Mais l’on ne peut s’empêcher d’éprouver une certaine gêne due aux souvenirs et implacables réminiscences. Comme ceux relatifs à l’insoutenable siège de Sarajevo qui a duré près de quatre ans et dont Karadzic a été le sinistre et tristement célèbre maître d’oeuvre.
Surnommé "le boucher des Balkans", Radovan Karadzic s’était promis de livrer la ville, débarrassée de la majorité de ses habitants musulmans, aux paysans serbes. "Je suis né, écrivait-il quelques années plus tôt, pour vivre sans tombeau, ce corps humain ne mourra jamais, il n'est pas né seulement pour sentir les fleurs mais aussi pour incendier, tuer et tout réduire en poussière". Il s’avoue hanté par une "terrible vision de Sarajevo brûlant comme de l'encens avec notre conscience s'envolant en fumée". Son obsession du "déferlement islamique" confine à l’abcès de fixation sanguinaire. Son slogan de campagne est on ne peut plus macabre: "Allons en ville pour tuer la racaille" écrit-il sans détours.
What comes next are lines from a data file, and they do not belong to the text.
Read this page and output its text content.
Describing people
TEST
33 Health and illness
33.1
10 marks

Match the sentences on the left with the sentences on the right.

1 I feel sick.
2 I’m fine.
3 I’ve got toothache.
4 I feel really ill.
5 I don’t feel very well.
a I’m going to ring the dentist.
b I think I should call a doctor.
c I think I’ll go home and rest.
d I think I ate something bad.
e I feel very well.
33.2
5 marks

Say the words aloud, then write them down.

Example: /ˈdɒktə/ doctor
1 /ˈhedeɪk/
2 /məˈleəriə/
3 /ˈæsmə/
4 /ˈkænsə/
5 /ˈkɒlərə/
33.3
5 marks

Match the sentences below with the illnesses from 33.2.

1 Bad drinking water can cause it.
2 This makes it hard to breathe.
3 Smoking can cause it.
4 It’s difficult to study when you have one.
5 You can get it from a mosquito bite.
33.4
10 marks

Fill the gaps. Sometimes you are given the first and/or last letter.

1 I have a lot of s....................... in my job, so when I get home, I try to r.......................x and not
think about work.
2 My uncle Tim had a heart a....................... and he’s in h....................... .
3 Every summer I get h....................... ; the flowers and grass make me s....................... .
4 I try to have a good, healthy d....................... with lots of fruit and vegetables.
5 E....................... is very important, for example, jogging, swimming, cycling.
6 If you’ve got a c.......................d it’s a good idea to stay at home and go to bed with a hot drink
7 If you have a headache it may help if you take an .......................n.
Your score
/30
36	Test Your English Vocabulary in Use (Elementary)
Il mettra la Bosnie à feu et à sang. Il y entreprend le nettoyage ethnique des Croates et des Musulmans dans l'Est comme dans le Nord. Ses hordes déchaînées d’escadrons de la mort Serbes rivalisent d’ingéniosité dans le registre de la cruauté et de la folie meurtrière: massacres en masse, meurtres à large échelle commis méthodiquement et de sang froid, camps de concentration, tortures, viols et déportation.
Le summum de l’horreur est atteint à Srebrenica où Karadzic et Mladic ordonnent le massacre de pas moins de huit mille musulmans en moins de cinq jours (du 11 au 16 juillet 1995). Un véritable génocide commis au vu et au su de la communauté internationale. Même les colonnes de fuyards –estimés à environ douze mille cinq cents personnes dont de très nombreux vieillards- sont bombardées à l'aide de canons antiaériens et de mitrailleuses lourdes.
Implacables réminiscences et tristes rictus de l’effroi de ce qui fut le pire des crimes commis en Europe depuis la Deuxième guerre mondiale. Pourquoi Karadzic et Mladic ont-ils été "autorisés" à exécuter leur sale besogne en toute impunité à quelques encablures des forces internationales de la Forpronu? Pourquoi le premier n’a-t-il été arrêté qu’il y a une semaine tandis que le second court toujours, alors même que son lieu de résidence "dorée" relève du secret de polichinelle pour les fins limiers du monde entier?
Le déroulement du procès nous permettra-t-il de savoir toute la vérité? Ou bien Karadzic rejoindra-t-il sous peu l’énigme des quatre morts (dont deux par suicide) de ses illustres pairs criminels de guerre détenus à La Haye?
Autant de questions légitimes qui nous autorisent à penser que malgré son clinquant, ses slogans et ses apparts, notre société moderne ne l’envie en rien à la barbarie des temps les plus reculés de l’histoire et de la préhistoire. Dénominateurs communs des abyssales obsessions meurtrières, des complicités secrètes et des conspirations du silence obligent.